19.11.2009
La vertu vient du cœur. Elle ne vient pas de la raison.
C’est un sujet important, car l’erreur de beaucoup de nos contemporains est d’affirmer que c’est uniquement grâce la raison que nous pouvons faire le Bien. C’est absurde, car si l’on veut véritablement faire le Bien, c’est par pur amour. Or l’amour vient du plus profond de notre cœur, la raison ne fait que le diriger, le canaliser. La vertu provient donc de ce cœur, plus spirituel que matériel comme nous le savons à présent. Et tous les actes vertueux que nous posons sur Terre nous sont insufflés par cet amour, présent en chacun de nous. C’est aussi toute la différence entre la morale religieuse et la morale moderne, laïque. Entre morale naturelle et morale institutionnelle. Les Droits de l’Homme par exemple, forment tout d’abord un texte législatif, qui voudrait poser les principes d’une morale moderne et universelle, dans le cadre d’un idéal plus que d’une situation concrète. C’est après que ces Droits sont érigés en une sorte de religion laïque, et l’on voit facilement qu’y déroger serait un sacrilège, une profanation. En se fondant sur une idée de l’Homme, qui d’ailleurs si l’on voulait être sceptique serait contestable (avez-vous déjà vu l’Homme, ce concept ?), et en la mettant au centre des regards (principe de l’humanisme), on veut lui attribuer des Droits, qui en quelque sorte seraient naturels et donc inaliénables. Nous sommes conscients qu’il existe bel et bien une nature humaine, et que des droits luis sont inhérents (cette affirmation ne doit pas être l’apanage de l’idéologie des droits de l’homme) : ne serait-ce que le droit à la vie, ou celui de ne pas être contraint d’agir selon sa conscience. Des droits certes, mais aussi des devoirs. L’idée morale est incomplète sans l’un des deux. Déjà là, la Déclaration Universelle des Droits de l’Homme est problématique, car elle propose des droits, mais n’impose pas de devoirs, sinon de laisser aux autres ces droits, ce qui est insuffisant. En outre cette vision de l’Homme est purement subjective car déconnectée de tout principe transcendant autre que l’Homme lui-même, comme nous le prouvent d’ailleurs les régulières mouvances de cette idéologie (oscillations entre libéralisme et socialisme, on parle même d’ajouter d’autres articles à la DUDH, pour reconnaitre par exemple les droits à l’avortement et à l’euthanasie…).

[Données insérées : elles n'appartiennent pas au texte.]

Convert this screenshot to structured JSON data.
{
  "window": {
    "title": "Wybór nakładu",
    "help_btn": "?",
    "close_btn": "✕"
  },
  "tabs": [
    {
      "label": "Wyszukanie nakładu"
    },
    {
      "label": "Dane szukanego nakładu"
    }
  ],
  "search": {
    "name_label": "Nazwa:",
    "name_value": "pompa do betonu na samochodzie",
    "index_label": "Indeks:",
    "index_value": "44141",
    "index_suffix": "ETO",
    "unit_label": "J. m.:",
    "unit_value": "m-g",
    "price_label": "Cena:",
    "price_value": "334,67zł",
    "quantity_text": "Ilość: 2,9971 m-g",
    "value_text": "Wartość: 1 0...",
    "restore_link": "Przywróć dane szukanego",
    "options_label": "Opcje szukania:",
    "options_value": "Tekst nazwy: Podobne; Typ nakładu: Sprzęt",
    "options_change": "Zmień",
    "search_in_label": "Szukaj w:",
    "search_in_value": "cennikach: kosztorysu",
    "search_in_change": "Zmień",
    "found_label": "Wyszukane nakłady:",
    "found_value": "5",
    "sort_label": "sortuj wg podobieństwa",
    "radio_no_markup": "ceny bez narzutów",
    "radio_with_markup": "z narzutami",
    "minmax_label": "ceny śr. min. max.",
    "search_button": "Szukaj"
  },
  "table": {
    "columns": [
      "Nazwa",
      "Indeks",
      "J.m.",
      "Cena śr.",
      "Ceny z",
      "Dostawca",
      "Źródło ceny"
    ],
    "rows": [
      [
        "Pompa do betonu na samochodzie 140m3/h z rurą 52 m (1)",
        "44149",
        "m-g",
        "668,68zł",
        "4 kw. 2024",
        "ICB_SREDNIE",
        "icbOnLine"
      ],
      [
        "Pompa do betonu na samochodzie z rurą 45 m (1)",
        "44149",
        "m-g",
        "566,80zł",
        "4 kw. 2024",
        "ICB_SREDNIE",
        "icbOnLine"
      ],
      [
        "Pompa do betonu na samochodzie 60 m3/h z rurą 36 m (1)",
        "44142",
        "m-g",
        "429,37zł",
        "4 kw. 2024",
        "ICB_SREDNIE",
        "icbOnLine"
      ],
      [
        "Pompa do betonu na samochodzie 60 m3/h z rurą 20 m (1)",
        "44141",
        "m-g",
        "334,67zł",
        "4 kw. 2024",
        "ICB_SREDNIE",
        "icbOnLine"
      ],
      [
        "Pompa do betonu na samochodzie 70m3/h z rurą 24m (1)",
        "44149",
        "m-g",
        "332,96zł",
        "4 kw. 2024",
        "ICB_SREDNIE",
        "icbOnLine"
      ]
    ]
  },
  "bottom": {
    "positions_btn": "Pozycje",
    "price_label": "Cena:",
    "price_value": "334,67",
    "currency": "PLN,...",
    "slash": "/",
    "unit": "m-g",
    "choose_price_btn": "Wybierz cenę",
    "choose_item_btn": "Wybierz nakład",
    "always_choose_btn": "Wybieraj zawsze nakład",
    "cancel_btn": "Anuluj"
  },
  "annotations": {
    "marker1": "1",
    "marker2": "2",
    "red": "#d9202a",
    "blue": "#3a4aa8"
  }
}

Bref, dans le principe, ça pourrait fonctionner, encore qu’on puisse simplement ne pas être d’accord avec ces principes pour ce qu’ils ont de catégoriques. Mais humainement c’est autre chose. La raison, que l’on érige en Dieu depuis l’époque des « Lumières », a bien peu de poids, seule face à la misère humaine. Dans les situations concrètes, si bien sûr posséder en soi des principes est primordial, c’est bien le cœur qui nous pousse à agir, et c’est lui qu’il faut alors écouter si l’on veut être sûr de bien agir. On voit bien que la raison a des effets pervers : elle nous pousse à reconsidérer nos valeurs, à relativiser le mal que pourrait causer un péché. Vous en avez certainement tous déjà fait l’expérience : votre cœur vous dit que telle chose est intrinsèquement mauvaise, mais votre raison vous amène à peser le pour et le contre, laissant le mal s’insinuer dans votre esprit et vous suggérer que finalement ce n’est pas si grave. Le cœur lui, sait où se trouve la vérité.
Pourtant, vous vous dîtes certainement que sans la raison, nous ne saurions agir efficacement dans le Bien. En effet, si le cœur doit être à l’origine de l’intention vertueuse, la raison doit aiguiller cette intention, la concrétiser. Et non pas l’inverse, qui serait dramatique et pourrait aboutir a des absurdités morales : prenons l’exemple des crimes du communisme et du nazisme au XXème siècle. La raison a forgé des doctrines qui, dans les deux cas, décidaient de ce qui était bien ou mal. Puis le cœur des hommes s’est empli de haine contre ce qu’ils croyaient mal, et ils ont tué, brûlé, massacré en pensant purifier, ordonner, soigner. On voit bien que cela va a l’encontre de la morale naturelle que nous dicte notre cœur. Toutes ces guerres au nom de la Paix et des Droits de l’Homme, quand bien même y aurait-il d’autres intérêts plus concrets par derrière, n’est ce pas paradoxal ? En somme la raison doit guider l’impulsion de notre cœur, sans la réfréner.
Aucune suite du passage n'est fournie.